Le contrôle de l’action publique est un des moyens de cette responsabilisation. A travers ses différentes modalités, il permet de renforcer l’efficacité et l’impact de l’action publique, notamment en contribuant à réduire le décalage, très souvent constaté, entre les objectifs affichés des politiques publiques et les résultats de leur mise en œuvre. Plus globalement, il est un facteur important de reconnexion entre les populations et les institutions publiques et donc de la légitimation de ces dernières.
Le contrôle de l’action publique et son évolution
Le contrôle de l’action publique désigne l’ensemble des pratiques, qu’elles soient collectives ou non, sectorielles ou générales, visant à assurer la responsabilisation des acteurs impliqués dans la gestion des affaires publiques, notamment à travers une plus grande transparence. L’activité de contrôle cherche à informer, parfois alerter mais aussi à influencer ou à réorienter l’action publique.

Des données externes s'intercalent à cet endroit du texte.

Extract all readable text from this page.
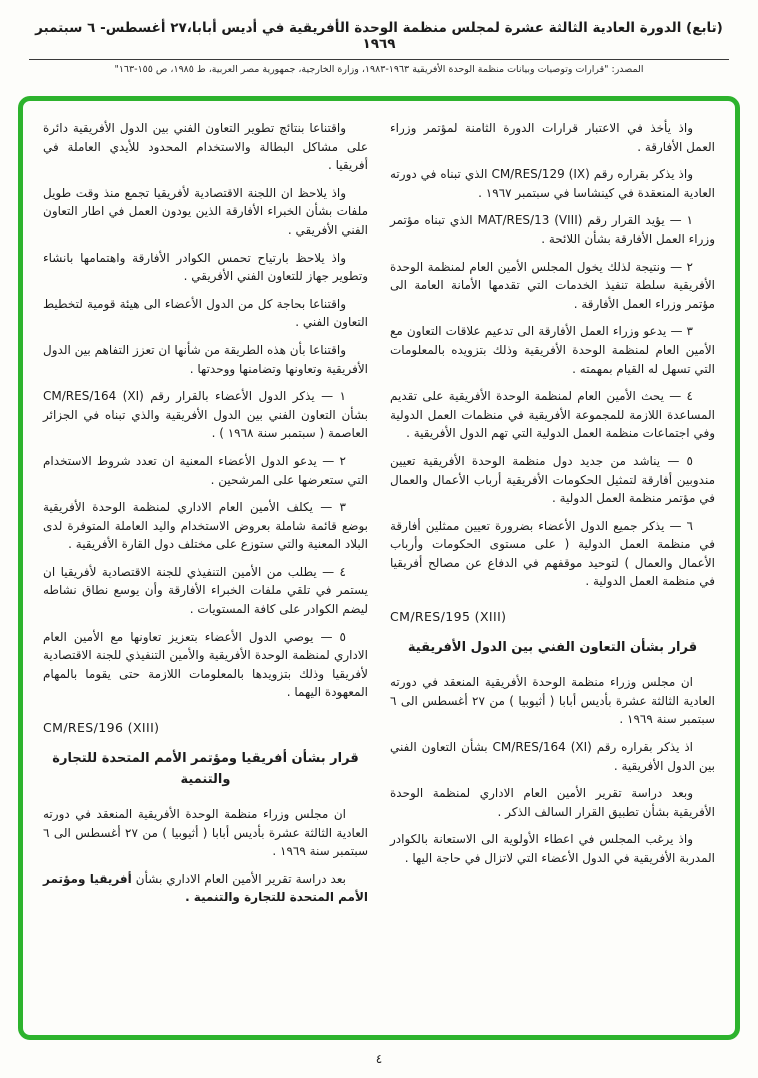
(تابع) الدورة العادية الثالثة عشرة لمجلس منظمة الوحدة الأفريقية في أديس أبابا،٢٧ أغسطس- ٦ سبتمبر ١٩٦٩
المصدر: "قرارات وتوصيات وبيانات منظمة الوحدة الأفريقية ١٩٦٣-١٩٨٣، وزارة الخارجية، جمهورية مصر العربية، ط ١٩٨٥، ص ١٥٥-١٦٣"

واذ يأخذ في الاعتبار قرارات الدورة الثامنة لمؤتمر وزراء العمل الأفارقة .

واذ يذكر بقراره رقم CM/RES/129 (IX) الذي تبناه في دورته العادية المنعقدة في كينشاسا في سبتمبر ١٩٦٧ .

١ — يؤيد القرار رقم MAT/RES/13 (VIII) الذي تبناه مؤتمر وزراء العمل الأفارقة بشأن اللائحة .

٢ — ونتيجة لذلك يخول المجلس الأمين العام لمنظمة الوحدة الأفريقية سلطة تنفيذ الخدمات التي تقدمها الأمانة العامة الى مؤتمر وزراء العمل الأفارقة .

٣ — يدعو وزراء العمل الأفارقة الى تدعيم علاقات التعاون مع الأمين العام لمنظمة الوحدة الأفريقية وذلك بتزويده بالمعلومات التي تسهل له القيام بمهمته .

٤ — يحث الأمين العام لمنظمة الوحدة الأفريقية على تقديم المساعدة اللازمة للمجموعة الأفريقية في منظمات العمل الدولية وفي اجتماعات منظمة العمل الدولية التي تهم الدول الأفريقية .

٥ — يناشد من جديد دول منظمة الوحدة الأفريقية تعيين مندوبين أفارقة لتمثيل الحكومات الأفريقية أرباب الأعمال والعمال في مؤتمر منظمة العمل الدولية .

٦ — يذكر جميع الدول الأعضاء بضرورة تعيين ممثلين أفارقة في منظمة العمل الدولية ( على مستوى الحكومات وأرباب الأعمال والعمال ) لتوحيد موقفهم في الدفاع عن مصالح أفريقيا في منظمة العمل الدولية .

CM/RES/195 (XIII)

قرار بشأن التعاون الفني بين الدول الأفريقية

ان مجلس وزراء منظمة الوحدة الأفريقية المنعقد في دورته العادية الثالثة عشرة بأديس أبابا ( أثيوبيا ) من ٢٧ أغسطس الى ٦ سبتمبر سنة ١٩٦٩ .

اذ يذكر بقراره رقم CM/RES/164 (XI) بشأن التعاون الفني بين الدول الأفريقية .

وبعد دراسة تقرير الأمين العام الاداري لمنظمة الوحدة الأفريقية بشأن تطبيق القرار السالف الذكر .

واذ يرغب المجلس في اعطاء الأولوية الى الاستعانة بالكوادر المدربة الأفريقية في الدول الأعضاء التي لاتزال في حاجة اليها .

واقتناعا بنتائج تطوير التعاون الفني بين الدول الأفريقية دائرة على مشاكل البطالة والاستخدام المحدود للأيدي العاملة في أفريقيا .

واذ يلاحظ ان اللجنة الاقتصادية لأفريقيا تجمع منذ وقت طويل ملفات بشأن الخبراء الأفارقة الذين يودون العمل في اطار التعاون الفني الأفريقي .

واذ يلاحظ بارتياح تحمس الكوادر الأفارقة واهتمامها بانشاء وتطوير جهاز للتعاون الفني الأفريقي .

واقتناعا بحاجة كل من الدول الأعضاء الى هيئة قومية لتخطيط التعاون الفني .

واقتناعا بأن هذه الطريقة من شأنها ان تعزز التفاهم بين الدول الأفريقية وتعاونها وتضامنها ووحدتها .

١ — يذكر الدول الأعضاء بالقرار رقم CM/RES/164 (XI) بشأن التعاون الفني بين الدول الأفريقية والذي تبناه في الجزائر العاصمة ( سبتمبر سنة ١٩٦٨ ) .

٢ — يدعو الدول الأعضاء المعنية ان تعدد شروط الاستخدام التي ستعرضها على المرشحين .

٣ — يكلف الأمين العام الاداري لمنظمة الوحدة الأفريقية بوضع قائمة شاملة بعروض الاستخدام واليد العاملة المتوفرة لدى البلاد المعنية والتي ستوزع على مختلف دول القارة الأفريقية .

٤ — يطلب من الأمين التنفيذي للجنة الاقتصادية لأفريقيا ان يستمر في تلقي ملفات الخبراء الأفارقة وأن يوسع نطاق نشاطه ليضم الكوادر على كافة المستويات .

٥ — يوصي الدول الأعضاء بتعزيز تعاونها مع الأمين العام الاداري لمنظمة الوحدة الأفريقية والأمين التنفيذي للجنة الاقتصادية لأفريقيا وذلك بتزويدها بالمعلومات اللازمة حتى يقوما بالمهام المعهودة اليهما .

CM/RES/196 (XIII)

قرار بشأن أفريقيا ومؤتمر الأمم المتحدة للتجارة والتنمية

ان مجلس وزراء منظمة الوحدة الأفريقية المنعقد في دورته العادية الثالثة عشرة بأديس أبابا ( أثيوبيا ) من ٢٧ أغسطس الى ٦ سبتمبر سنة ١٩٦٩ .

بعد دراسة تقرير الأمين العام الاداري بشأن أفريقيا ومؤتمر الأمم المتحدة للتجارة والتنمية .

٤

L’objectif de ce contrôle est d’aboutir à une action publique plus efficace et plus légitime, c’est-à-dire, en adéquation avec le cadre légal mais aussi avec les demandes des populations.
Alors que le contrôle était essentiellement effectué par des institutions publiques indépendantes sur des institutions étatiques, il tend dorénavant à être exercé par une diversité d’acteurs et porter plus largement sur la mise en œuvre d’une action publique.
Elargissement des acteurs qui exercent le contrôle de l’action publique
Le contrôle de l’action publique est traditionnellement et généralement exercé, de manière « horizontale », par des institutions publiques. C’est notamment le cas du contrôle parlementaire, du contrôle judiciaire, du contrôle des finances publiques et plus généralement des différentes formes de contrôle administratif.
Ces dernières décennies, une nouvelle forme de contrôle de l’action publique, « verticale », s’est fortement développée : le « contrôle citoyen », parfois aussi dénommé « contrôle social ». Il s’agit d’une pratique de participation active qui permet à des citoyens, des organisations sociales, ou des medias, de contrôler le déroulement des affaires publiques en demandant des comptes (2) aux décideurs publics sur les résultats de leurs actions. A travers une large gamme d’actions, l’objectif est de veiller à ce que l’utilisation des ressources publiques (humaines et financières) s’inscrive dans des politiques qui répondent aux besoins et aux aspirations des populations.
L’émergence et la généralisation de ces nouvelles pratiques ont largement été facilitées par des agences internationales de coopération (PNUD, Banque mondiale notamment) qui ont mis en avant le concept de « responsabilisation sociale » (social accountability) afin de renforcer la demande en faveur d’une gouvernance plus démocratique. Certaines conventions internationales (comme la convention d’Aarhus) tendent également à favoriser une forte implication des acteurs non-étatiques dans le contrôle des politiques publiques. Dans le même temps, au niveau national, certaines législations ouvraient un espace favorable aux initiatives de contrôle citoyen (comme la constitution de 1991 en Colombie par exemple ; ou les lois relatives à l’accès à l’information publique dans de nombreux pays).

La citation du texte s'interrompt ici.